Par lui, nous avons mieux compris l’enfermement et la terreur des pays placés sous le joug de l’Union soviétique, la mélancolie des stations thermales, la douleur de l’exil, mais aussi la force de l’érotisme, la puissance de l’amour, la douleur de la trahison. Milan Kundera n’était jamais littéral, il a inventé une manière d’écrire au second degré qui n’appartenait qu’à lui, fait d’ironie, d’émotion, de dérision, du sens inné de l’absurde. C’était un grand esprit et un grand style. La distance qui faisait son élégance se traduisait à sa lecture par son exact inverse : il suscitait des émotions puissantes, et indélébiles.

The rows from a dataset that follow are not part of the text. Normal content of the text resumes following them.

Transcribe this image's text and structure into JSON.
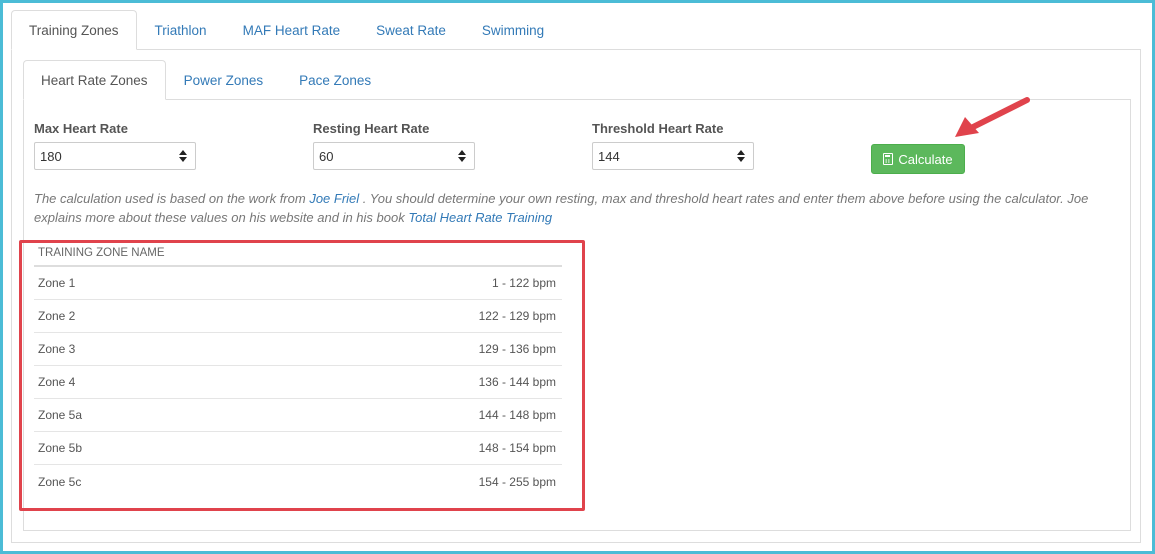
{
  "outer_tabs": [
    "Training Zones",
    "Triathlon",
    "MAF Heart Rate",
    "Sweat Rate",
    "Swimming"
  ],
  "inner_tabs": [
    "Heart Rate Zones",
    "Power Zones",
    "Pace Zones"
  ],
  "fields": {
    "max": {
      "label": "Max Heart Rate",
      "value": "180"
    },
    "resting": {
      "label": "Resting Heart Rate",
      "value": "60"
    },
    "threshold": {
      "label": "Threshold Heart Rate",
      "value": "144"
    }
  },
  "calculate_label": "Calculate",
  "description": {
    "part1": "The calculation used is based on the work from ",
    "link1": "Joe Friel",
    "part2": " . You should determine your own resting, max and threshold heart rates and enter them above before using the calculator. Joe explains more about these values on his website and in his book ",
    "link2": "Total Heart Rate Training"
  },
  "zones_header": "TRAINING ZONE NAME",
  "zones": [
    {
      "name": "Zone 1",
      "range": "1 - 122 bpm"
    },
    {
      "name": "Zone 2",
      "range": "122 - 129 bpm"
    },
    {
      "name": "Zone 3",
      "range": "129 - 136 bpm"
    },
    {
      "name": "Zone 4",
      "range": "136 - 144 bpm"
    },
    {
      "name": "Zone 5a",
      "range": "144 - 148 bpm"
    },
    {
      "name": "Zone 5b",
      "range": "148 - 154 bpm"
    },
    {
      "name": "Zone 5c",
      "range": "154 - 255 bpm"
    }
  ],
  "colors": {
    "accent_link": "#337ab7",
    "button_green": "#5cb85c",
    "annotation_red": "#e0434c",
    "frame": "#4bbcd6"
  }
}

« L’insoutenable légèreté de l’être », en 1984, marque sa consécration auprès d’un public toujours plus large. Il publie encore des essais, dont « L’Art du roman ». En 2003, un court récit, sublime, revient sur la condition existentielle de l’exilé. De son vivant, il reçoit les honneurs de la publication de son œuvre en deux volumes dans La Pléiade.
Il avait soutenu en 1988 Salman Rushdie et par là même l’indépendance de la fiction face à tous les pouvoirs et toutes les pressions. Il refusait de commenter le monde. Milan Kundera agissait par la littérature.
C’était un homme libre, un homme rare. Lui avait vieilli, il est mort à 94 ans, mais aucun de ses livres n’a pris une ride. Ses textes continueront à œuvrer.
Nous aurons toujours à apprendre de la lecture de Milan Kundera.